Supreme Court Limits Retroactive Application of its Criminal Procedure Decisions
In Edwards v. Vonnoy the U.S. Supreme Court held 6-3 that no new rules of criminal procedure apply retroactively on federal collateral review. For this reason the Supreme Court’s holding in Ramos v. Louisiana (2020), that state court jury verdicts for convictions of serious crimes must be unanimous, does not apply retroactively to cases on federal collateral review. Before Ramos was decided only Louisiana and Oregon allowed nonunanimous juries.
In 2007 Thedrick Edwards was convicted of kidnapping, sexual assault, and robbery by a nonunanimous Louisiana jury and sentenced to life in imprisonment without parole. By 2011 Edwards had exhausted his first round of appeals meaning he was only able to challenge his conviction on “collateral review.” Before the Supreme Court Edwards argued that Ramos applies retroactively to overturn final convictions on federal collateral review.

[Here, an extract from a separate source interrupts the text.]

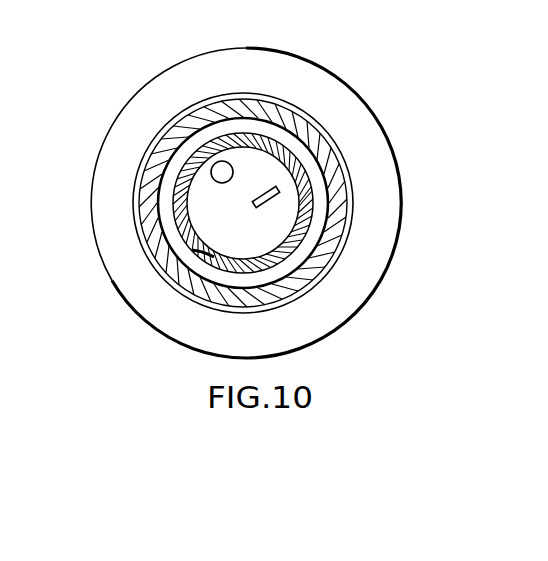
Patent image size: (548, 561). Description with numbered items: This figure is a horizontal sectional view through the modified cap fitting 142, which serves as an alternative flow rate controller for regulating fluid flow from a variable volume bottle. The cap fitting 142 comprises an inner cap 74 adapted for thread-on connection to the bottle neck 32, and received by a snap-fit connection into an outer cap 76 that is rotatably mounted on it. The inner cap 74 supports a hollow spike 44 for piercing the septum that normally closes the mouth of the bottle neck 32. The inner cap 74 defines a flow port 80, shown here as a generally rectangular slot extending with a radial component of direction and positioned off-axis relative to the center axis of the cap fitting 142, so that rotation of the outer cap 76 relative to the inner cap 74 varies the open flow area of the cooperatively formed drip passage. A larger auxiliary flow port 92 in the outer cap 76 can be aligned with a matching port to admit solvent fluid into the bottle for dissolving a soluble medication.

New substantive criminal rules alter “the range of conduct or the class of persons that the law punishes.” They apply to cases pending in trial courts and on their first appeal—direct review, and retroactively on federal collateral review. The parties agree the Court’s holding in Ramos requiring unanimous juries in state court was procedural and not substantive.
New criminal procedural rules alter “only the manner of determining the defendant’s culpability.” They apply to cases pending in trial courts and on direct review. In Teague v. Lane (1989), the Court held that a new procedural rule applies retroactively on federal collateral review only if it constitutes a “watershed” rule.
The Court, in an opinion written by Justice Kavanaugh, rejected Edwards’ argument that the right to a unanimous jury is a watershed rule given the significance of the right, that is relies on the original meaning of the constitution, and that it may prevent racial discrimination. According to the Court, it “has already considered and rejected those kinds of arguments in prior retroactivity case.”
More significantly, the Court overturned Teague v. Lane concluding “no new rules of criminal procedure can satisfy the watershed exception.” The Court noted that in the 32 years since Teague was decided “the Court has never found that any new procedural rule actually satisfies that purported exception.” The Court only identified one pre-Teague procedural rule as watershed—the right to counsel recognized in Gideon v. Wainwright (1963). According to the Court: “Continuing to articulate a theoretical exception that never actually applies in practice offers false hope to defendants, distorts the law, misleads judges, and wastes the resources of defense counsel, prosecutors, and courts.”
Justice Kagan wrote a blistering dissent which Justices Breyer and Sotomayor joined. “The majority cannot (and indeed does not) deny, given all Ramos said, that the jury unanimity requirement fits to a tee Teague’s description of a watershed procedural rule.” “So everything rests on the majority’s last move—the overturning of Teague’s watershed exception. If there can never be any watershed rules—as the majority here asserts out of the blue—then, yes, jury unanimity cannot be one.” “In overruling a critical aspect of Teague, the majority follows none of the usual rules of stare decisis. It discards precedent without a party requesting that action. And it does so with barely a reason given, much less the ‘special justification’ our law demands.”